When a loved one dies, when a relationship ends, when a role is stripped away—something more than the external disappears. A version of you is buried in that moment. The one who was a spouse, a parent, a sibling, a best friend, a caretaker, a dreamer. When the connection is severed, so is the part of you that was intertwined with that identity.
And what remains? A silence. A blank canvas. An unfamiliar version of yourself trying to emerge from the ashes.
The Crisis Within the Loss
Grief doesn’t just break your heart—it fractures your sense of self. You may find yourself asking:
Who am I now that they are gone? What is my purpose without that relationship, that dream, that title? How do I show up in the world when I no longer recognize myself?
These are not shallow questions. They are soul-deep wrestlings that emerge in the aftermath of profound loss. They are not signs of weakness—they are signs that you are in the sacred process of transformation.
The Weight of Expectations
Often, the world wants you to “bounce back.” To return to the familiar. To “be yourself again.” But what if that version of yourself is no longer here?
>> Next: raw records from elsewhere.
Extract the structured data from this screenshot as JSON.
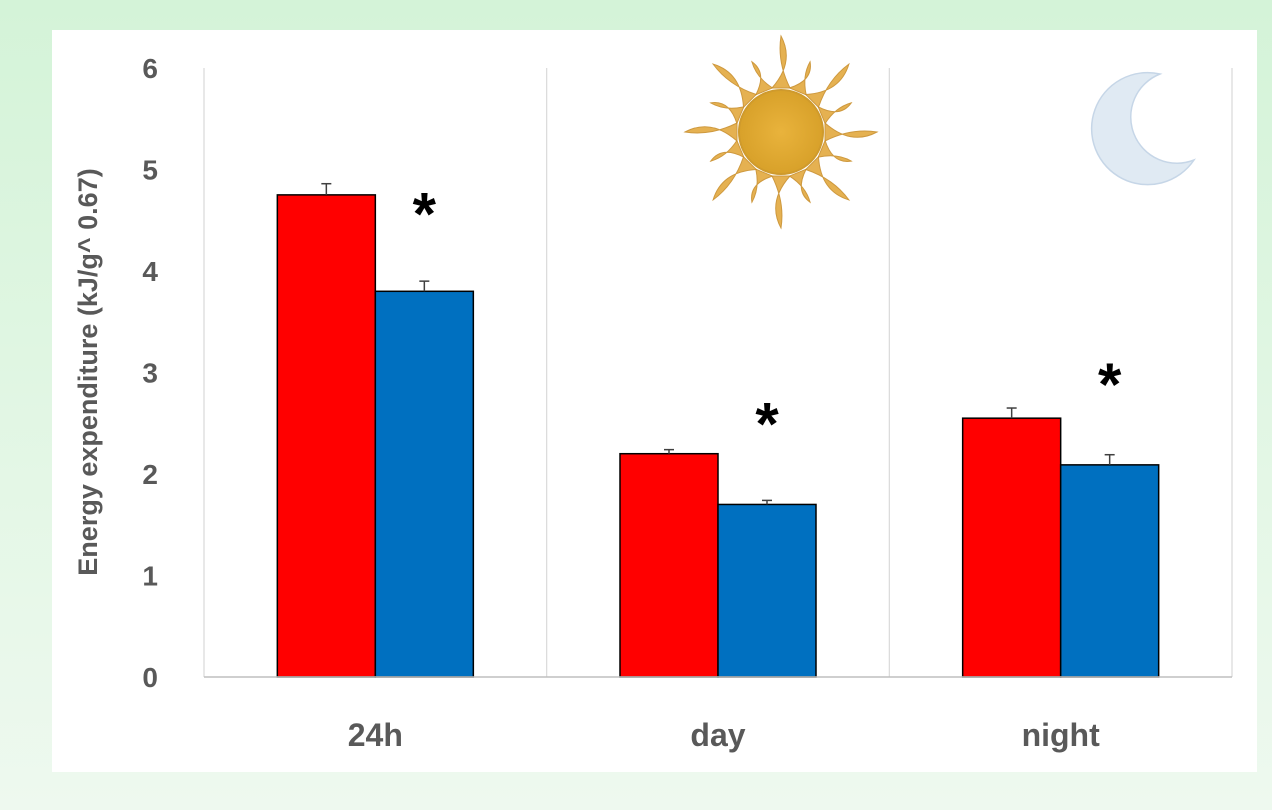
{
  "chart_data": {
    "type": "bar",
    "categories": [
      "24h",
      "day",
      "night"
    ],
    "series": [
      {
        "values": [
          4.75,
          2.2,
          2.55
        ],
        "errors": [
          0.11,
          0.04,
          0.1
        ],
        "color": "#ff0000"
      },
      {
        "values": [
          3.8,
          1.7,
          2.09
        ],
        "errors": [
          0.1,
          0.04,
          0.1
        ],
        "color": "#0070c0"
      }
    ],
    "ylabel": "Energy expenditure (kJ/g^ 0.67)",
    "ylim": [
      0,
      6
    ],
    "yticks": [
      "0",
      "1",
      "2",
      "3",
      "4",
      "5",
      "6"
    ],
    "significance": [
      "*",
      "*",
      "*"
    ],
    "grid": "vertical separators between categories",
    "decorations": {
      "day": "sun-icon",
      "night": "moon-icon"
    }
  }
}
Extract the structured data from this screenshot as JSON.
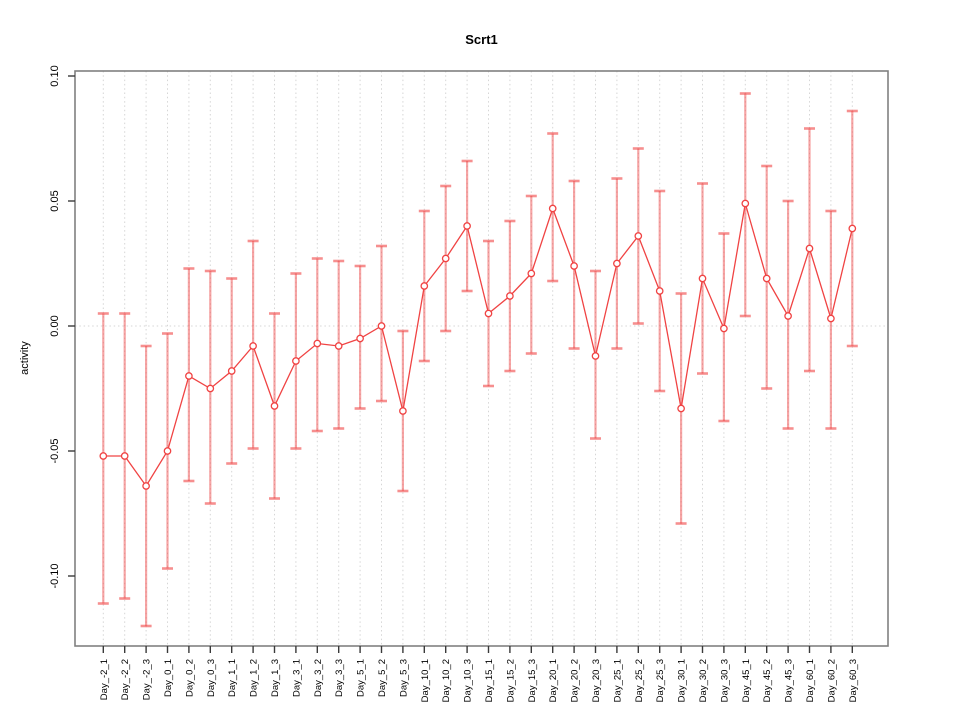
{
  "chart_data": {
    "type": "line",
    "title": "Scrt1",
    "ylabel": "activity",
    "xlabel": "",
    "legend": null,
    "grid": "vertical-dotted",
    "zero_line": true,
    "ylim": [
      -0.128,
      0.102
    ],
    "yticks": [
      -0.1,
      -0.05,
      0.0,
      0.05,
      0.1
    ],
    "ytick_labels": [
      "-0.10",
      "-0.05",
      "0.00",
      "0.05",
      "0.10"
    ],
    "categories": [
      "Day_-2_1",
      "Day_-2_2",
      "Day_-2_3",
      "Day_0_1",
      "Day_0_2",
      "Day_0_3",
      "Day_1_1",
      "Day_1_2",
      "Day_1_3",
      "Day_3_1",
      "Day_3_2",
      "Day_3_3",
      "Day_5_1",
      "Day_5_2",
      "Day_5_3",
      "Day_10_1",
      "Day_10_2",
      "Day_10_3",
      "Day_15_1",
      "Day_15_2",
      "Day_15_3",
      "Day_20_1",
      "Day_20_2",
      "Day_20_3",
      "Day_25_1",
      "Day_25_2",
      "Day_25_3",
      "Day_30_1",
      "Day_30_2",
      "Day_30_3",
      "Day_45_1",
      "Day_45_2",
      "Day_45_3",
      "Day_60_1",
      "Day_60_2",
      "Day_60_3"
    ],
    "series": [
      {
        "name": "activity",
        "marker": "open-circle",
        "values": [
          -0.052,
          -0.052,
          -0.064,
          -0.05,
          -0.02,
          -0.025,
          -0.018,
          -0.008,
          -0.032,
          -0.014,
          -0.007,
          -0.008,
          -0.005,
          0.0,
          -0.034,
          0.016,
          0.027,
          0.04,
          0.005,
          0.012,
          0.021,
          0.047,
          0.024,
          -0.012,
          0.025,
          0.036,
          0.014,
          -0.033,
          0.019,
          -0.001,
          0.049,
          0.019,
          0.004,
          0.031,
          0.003,
          0.039
        ],
        "err_low": [
          -0.111,
          -0.109,
          -0.12,
          -0.097,
          -0.062,
          -0.071,
          -0.055,
          -0.049,
          -0.069,
          -0.049,
          -0.042,
          -0.041,
          -0.033,
          -0.03,
          -0.066,
          -0.014,
          -0.002,
          0.014,
          -0.024,
          -0.018,
          -0.011,
          0.018,
          -0.009,
          -0.045,
          -0.009,
          0.001,
          -0.026,
          -0.079,
          -0.019,
          -0.038,
          0.004,
          -0.025,
          -0.041,
          -0.018,
          -0.041,
          -0.008
        ],
        "err_high": [
          0.005,
          0.005,
          -0.008,
          -0.003,
          0.023,
          0.022,
          0.019,
          0.034,
          0.005,
          0.021,
          0.027,
          0.026,
          0.024,
          0.032,
          -0.002,
          0.046,
          0.056,
          0.066,
          0.034,
          0.042,
          0.052,
          0.077,
          0.058,
          0.022,
          0.059,
          0.071,
          0.054,
          0.013,
          0.057,
          0.037,
          0.093,
          0.064,
          0.05,
          0.079,
          0.046,
          0.086
        ]
      }
    ],
    "colors": {
      "line": "#F04343",
      "error_bar": "rgba(240,75,75,0.50)",
      "error_cap": "rgba(240,75,75,0.62)",
      "grid": "#D6D6D6",
      "zero_line": "#D6D6D6",
      "frame": "#808080",
      "tick": "#3A3A3A",
      "text": "#000000",
      "background": "#FFFFFF"
    }
  }
}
The truth is, grief rewrites your internal narrative. It changes your pace, your priorities, your personality. And yet, many feel the pressure to pretend they are still who they were before. That kind of performance is exhausting—and ultimately unsustainable.
You don’t owe anyone the “old you.” You are allowed to change.
Becoming in the Breaking
The beauty in grief is that while it strips away, it also reveals. It shows you what can’t be shaken. It awakens parts of you that were buried under routine or comfort. It stirs gifts, insight, and empathy you didn’t know were there.
But becoming takes time. It takes silence. It takes grace. It takes letting go of who you thought you’d always be so you can embrace who you’re becoming.
You are not lost. You are in transition.
And though grief may have introduced this transformation, it doesn’t have the final say. You do.